Looping back to the premise of this post, if we are not careful our emotions can be stirred to the point that we believe a lie.  Confirmation bias is a subject I have read about recently and it is one of the reasons I routinely take a look at three different networks to see not just what, but how they are reporting.  I compare what I see from these three and what I read from other sources to try and uncover what’s true.

I realize I have certain beliefs and biases myself.  I am inclined to put more weight on certain points of evidence because of those beliefs.  But even in this, I understand that more evidence is likely to come out so I try not to become emotionally stirred.  I make it my goal to gather ALL the available evidence before coming to a judgement.  Also, it is appropriate to weigh the biases of the person(s) and group providing the information.  Just like in my root cause investigations where I have to determine whether an eye witness might be misrepresenting their testimony to protect themselves from discipline, I weigh the source of the information to determine how credible it might be.  Above all I strive to remember that I can be wrong.  For a fairly confident person who prides themselves on being true, accurate, and honest this is something I strongly want to avoid.  So I try to be cautious in weighing the information and making a decisions.  And guarding my emotions is a crucial element in that process.

Now living in this place that is not always comfortable.  It would be easy to decide on what I have read and heard thus far and simply take a stand.  From that point I could then look to around to see who agrees with me and accept them as my new friends and I could even stoop to pick up rocks to hurl at the folks who believe the opposite… and I would become one more person perpetuating the problems that threaten to tear this nation apart.

But this morning I renew my intention of remaining an observer and searcher for the truth.  I may have an opinion based upon the evidence thus far, but I cannot let it dictate my emotions or even what evidence I hold onto and what evidence I discard.  At some point we will have the body of evidence and then we will see what the verdict is.  Will it be “evidentially sufficient” (J. Warner Wallace author of “Cold Case Christianity”) to make a decision?  I expect so.  Will some still clamor for the opposite opinion?  Definitely.  Will I then be able to let my emotions dictate what I believe and do?  Nope.  You see, I want to remain logical and clear-minded so I can weigh new evidence that comes forth.  I may get emotional and that’s okay.  Perhaps I’ll even experience righteous anger, which is not a bad thing so long as the anger part is properly vented.

As I’ve written this, I have wondered and prayed because this is much different than the majority of my posts.  Yet I have felt compelled to write.  The thought has rumbled around in my head for awhile, but only last night did the compulsion to blog it come about.  As I paused in writing a few moments ago to pray, Jesus words came through loud and clear.

‘To the Jews who had believed him, Jesus said, “If you hold to my teaching, you are really my disciples.
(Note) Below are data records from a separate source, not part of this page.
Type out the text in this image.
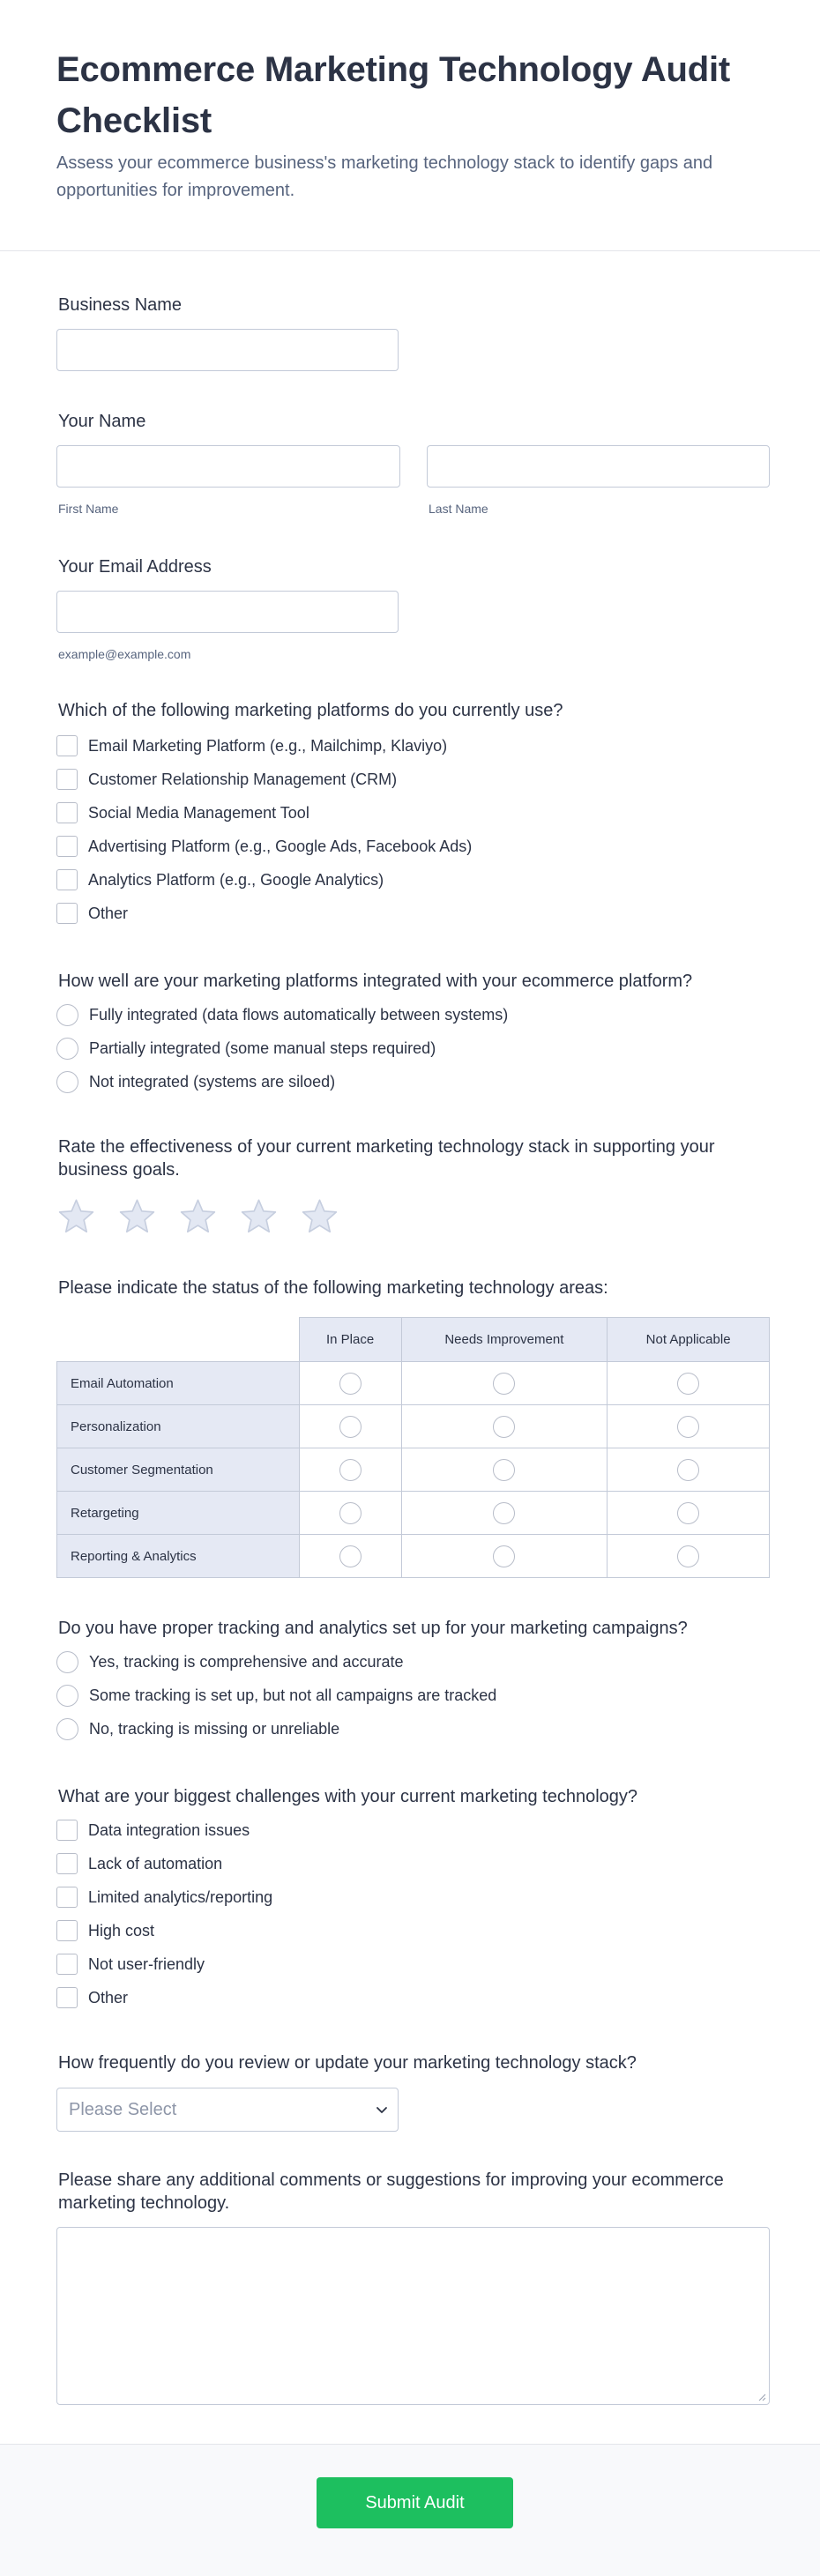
Ecommerce Marketing Technology Audit Checklist

Assess your ecommerce business's marketing technology stack to identify gaps and opportunities for improvement.

Business Name
Your Name
First Name	Last Name
Your Email Address
example@example.com
Which of the following marketing platforms do you currently use?
Email Marketing Platform (e.g., Mailchimp, Klaviyo)
Customer Relationship Management (CRM)
Social Media Management Tool
Advertising Platform (e.g., Google Ads, Facebook Ads)
Analytics Platform (e.g., Google Analytics)
Other
How well are your marketing platforms integrated with your ecommerce platform?
Fully integrated (data flows automatically between systems)
Partially integrated (some manual steps required)
Not integrated (systems are siloed)
Rate the effectiveness of your current marketing technology stack in supporting your business goals.
Please indicate the status of the following marketing technology areas:
	In Place	Needs Improvement	Not Applicable
Email Automation			
Personalization			
Customer Segmentation			
Retargeting			
Reporting & Analytics			
Do you have proper tracking and analytics set up for your marketing campaigns?
Yes, tracking is comprehensive and accurate
Some tracking is set up, but not all campaigns are tracked
No, tracking is missing or unreliable
What are your biggest challenges with your current marketing technology?
Data integration issues
Lack of automation
Limited analytics/reporting
High cost
Not user-friendly
Other
How frequently do you review or update your marketing technology stack?
Please Select
Please share any additional comments or suggestions for improving your ecommerce marketing technology.
Submit Audit
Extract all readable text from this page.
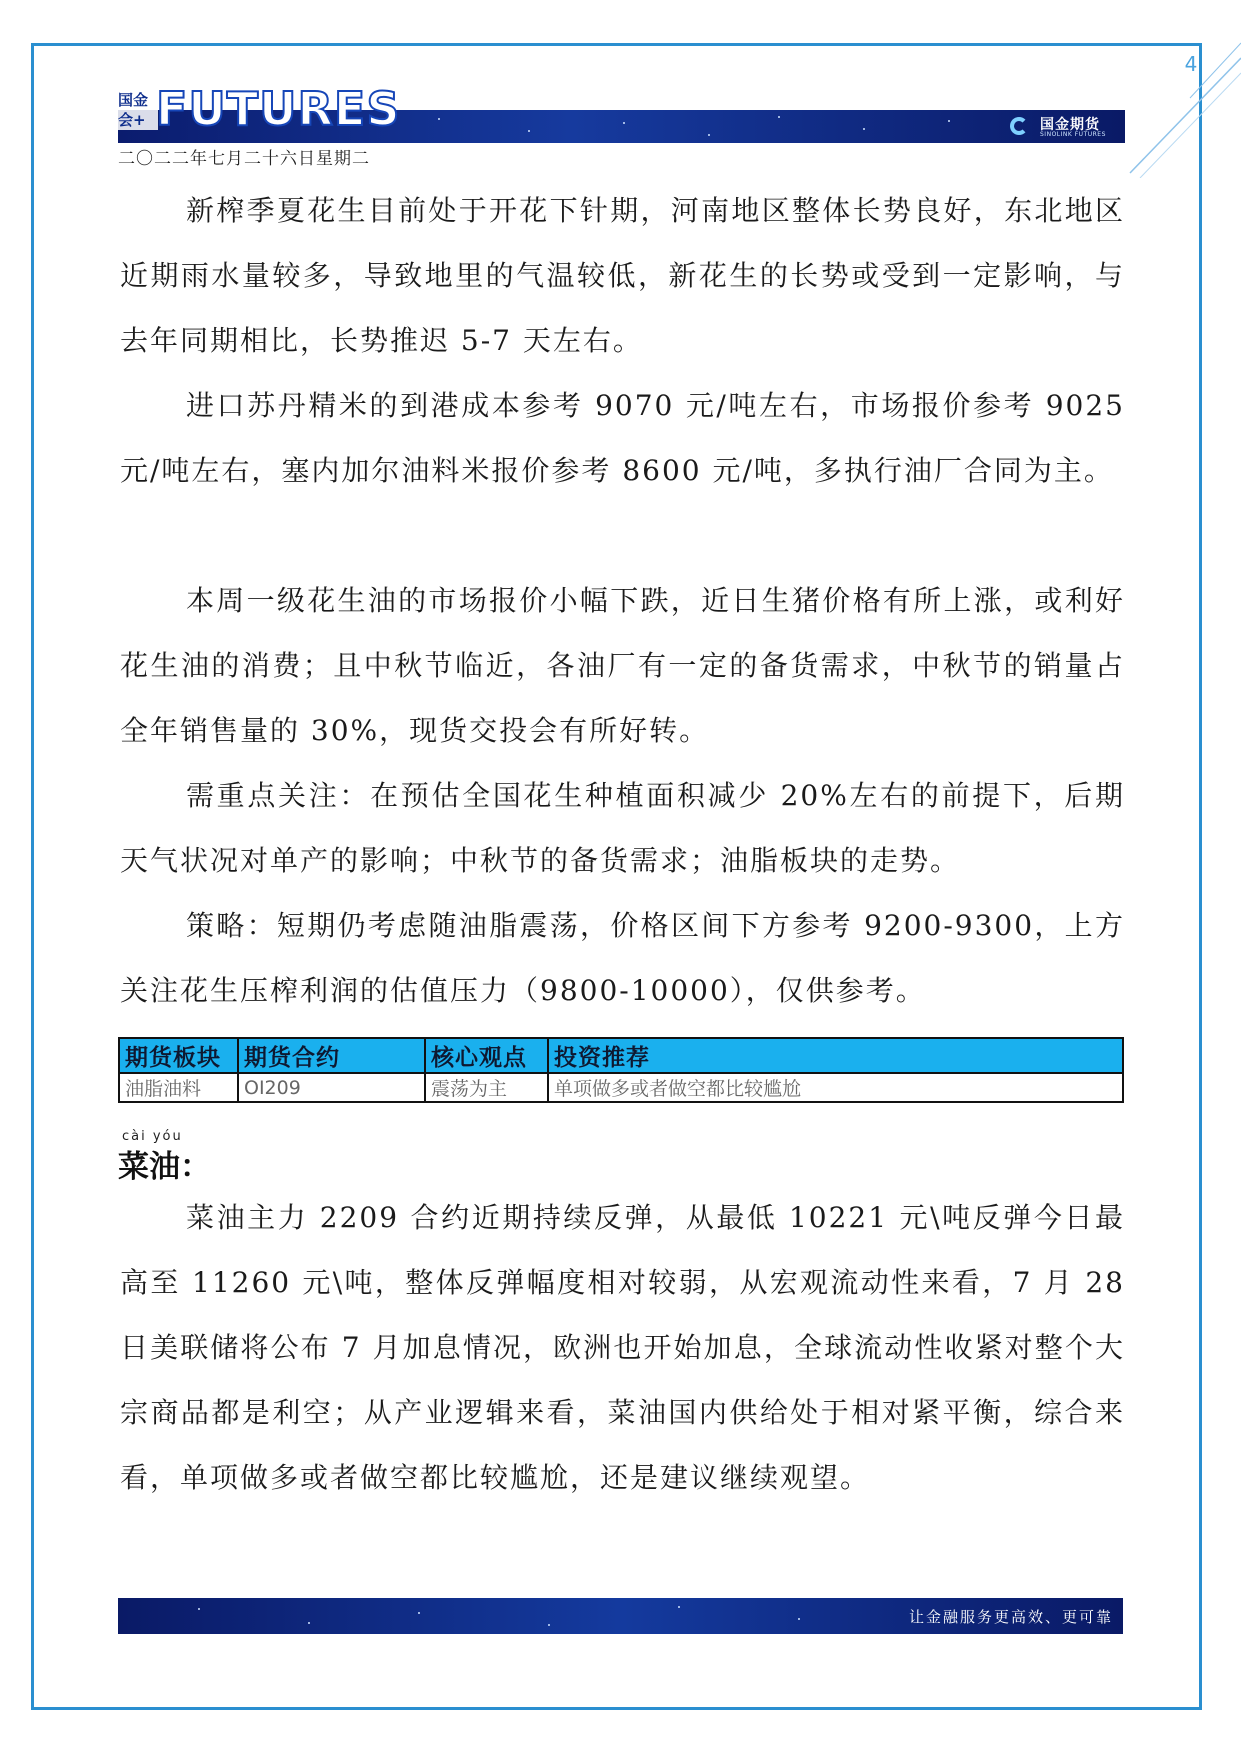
4
国金会+ FUTURES	国金期货
SINOLINK FUTURES
二〇二二年七月二十六日星期二

新榨季夏花生目前处于开花下针期，河南地区整体长势良好，东北地区近期雨水量较多，导致地里的气温较低，新花生的长势或受到一定影响，与去年同期相比，长势推迟 5-7 天左右。

进口苏丹精米的到港成本参考 9070 元/吨左右，市场报价参考 9025 元/吨左右，塞内加尔油料米报价参考 8600 元/吨，多执行油厂合同为主。

本周一级花生油的市场报价小幅下跌，近日生猪价格有所上涨，或利好花生油的消费；且中秋节临近，各油厂有一定的备货需求，中秋节的销量占全年销售量的 30%，现货交投会有所好转。

需重点关注：在预估全国花生种植面积减少 20%左右的前提下，后期天气状况对单产的影响；中秋节的备货需求；油脂板块的走势。

策略：短期仍考虑随油脂震荡，价格区间下方参考 9200-9300，上方关注花生压榨利润的估值压力（9800-10000），仅供参考。

期货板块	期货合约	核心观点	投资推荐
油脂油料	OI209	震荡为主	单项做多或者做空都比较尴尬
cài yóu
菜油：

菜油主力 2209 合约近期持续反弹，从最低 10221 元\吨反弹今日最高至 11260 元\吨，整体反弹幅度相对较弱，从宏观流动性来看，7 月 28 日美联储将公布 7 月加息情况，欧洲也开始加息，全球流动性收紧对整个大宗商品都是利空；从产业逻辑来看，菜油国内供给处于相对紧平衡，综合来看，单项做多或者做空都比较尴尬，还是建议继续观望。

让金融服务更高效、更可靠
Then you will know the truth, and the truth will set you free. ‘ John 8:31-32
https://www.bible.com/bible/111/JHN.8.31-32

What Jesus said to the Jews who were following Him then, He says to us today.  If we hold on tightly to Jesus and His teaching we will know Him Who is Truth incarnate.  If we are His, then He has placed the Holy Spirit within us.  If we listen to the Holy Spirit we will be able to discern truth from error.  We will love and be lifted when we hear truth.  And we will be able to clearly see lies for what they are.  It greatly simplifies life.  With a part of my mind I will listen, observe, and consider the inputs coming in.  With my spirit I am listening, observing, and considering where the Holy Spirit is leading.  While I still fail to fully tune in at times, when I do, He is always, always there to lead and help me.  I try not to let my emotions get riled because of the news (or many other igniters of passion), but I try to hear and follow the leading of the Holy Spirit.  He is the Spirit of Truth.  And in Truth we can trust.

More ramble than usual, but something I had to get off my chest.  I hope this gives you points to ponder and pray about.

Have a blessed day my friend and be a blessing!